En la obra Sincretismo, las dos serpientes de la Coatlicue  están allí,  más que para representar lo demoniaco, para simbolizar la fecundidad y a la madre tierra; bajo estas connotaciones queda entonces justificado que enmarquen a la Virgen Guadalupe.[5] No obstante, ésta es, precisamente, una de las  debilidades de la obra, el no darse a entender fácilmente. En lo personal no me atrevo a calificarla de mal intencionada, pero sí de desafortunada, por el hecho de requerir para su correcta apreciación de un par de explicaciones como las anteriores, las cuales, dicho sea de paso, no necesariamente convencen del todo para dar por buenos los valores culturales e históricos de la escultura. En otras palabras, la escultura comunica y vehicula un discurso fácilmente obviado por muchos creyentes; al momento de contemplar la obra,  los significados que saltan a la vista de los fieles más fervorosos son blasfemia, sacrilegio e idolatría. Ésas son las ideas que más claramente trasmite Sincretismo. Las otras significaciones vinculadas a la Coatlicue quedan un  tanto veladas, quizás en buena medida por el poco lucimiento visual de la obra.

Por sus forma y diseño, la escultura es de una muy particular belleza; sin embargo, ya en su realización, como figura montada en un espacio público y por tanto a la vista de todos, sus atributos estéticos tienden a demeritarse; su composición en pliegues al estilo de los adornos de papel picado hacen un tanto difícil apreciar sus siluetas, ya de por sí opacadas por el color ocre de la obra; además, su ubicación y tamaño también enfatizan su deslucimiento, de tal suerte que resulta difícil no preferirla en una versión más modesta e integrada en la colección de algún museo de arte moderno; o quizás en un tamaño digamos decorativo podría venderse como pieza de arte en alguna subasta o galería.
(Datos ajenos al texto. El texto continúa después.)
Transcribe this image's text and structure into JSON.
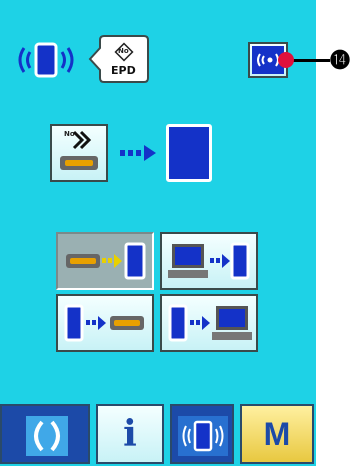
{
  "header": {
    "status_icon": "device-wireless-icon",
    "epd_icon_label": "EPD",
    "epd_number_mark": "No",
    "wireless_button_icon": "wireless-icon"
  },
  "transfer_preview": {
    "source_number_mark": "No",
    "arrow_icon": "dotted-arrow-right-icon",
    "target_icon": "device-icon"
  },
  "buttons": [
    {
      "id": "medium-to-device",
      "selected": true
    },
    {
      "id": "pc-to-device",
      "selected": false
    },
    {
      "id": "device-to-medium",
      "selected": false
    },
    {
      "id": "device-to-pc",
      "selected": false
    }
  ],
  "callout": {
    "label": "⓮"
  },
  "footer": {
    "ready_icon": "ready-icon",
    "info_label": "i",
    "comm_icon": "communication-icon",
    "mode_label": "M"
  },
  "colors": {
    "panel": "#1ed2e6",
    "device_blue": "#1432c8",
    "accent_red": "#e0103c",
    "footer_blue": "#1c4aa8"
  }
}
Obviamente no es una imagen religiosa que pudiese recibir la bendición correspondiente para luego ser objeto de veneración; lo correcto sería catalogarla como una pieza de ornato urbano que rinde homenaje a la condición cultural mestiza del mexicano.[6]

Pero si colocáramos la obra del maestro Ismael Flores en Paseo de la Reforma puede ser que nadie protestaría. Sincretismo tendría quizá, en dicho contexto capitalino, los suficientes elementos contextuales, culturales e históricos para sustentarse y justificarse; ya que, para empezar, las dos representaciones que la conforman: la Virgen de Guadalupe y la Coatlicue residen en la megalópolis y están de sobra presentes o inmersas en el imaginario social de sus habitantes; es decir, forman parte de su identidad colectiva.

A los tapatíos en particular, la también llamada Tonantzin poco les dice y menos lo remite a sus raíces idiosincráticas y culturales. Quizás pidiéndole prestados sus pinceles y caballete a Frida Kahlo, una imagen de la Beatriz Hernández y de la Cihualpilli sujetando un mismo corazón hubiera trasmitido mejor la idea de la fusión cultural o sincretismo.

Desde nuestro entorno cultural tapatío, la Coatlicue, la señora de la falda de serpientes, es un ídolo; en cambio, la Virgen de Guadalupe es una imagen digna de veneración.  Al yuxtaponerlas o fusionarlas el resultado, a la luz de la fe católica, es que la Coatlicue no logra sacralizarse (en esta simbólica y estética comunión con la Guadalupana) y en cambio la Virgen morena sí resulta profanada y re-mitificada en los términos más heterodoxos al vincularla explícitamente con un ídolo pagano.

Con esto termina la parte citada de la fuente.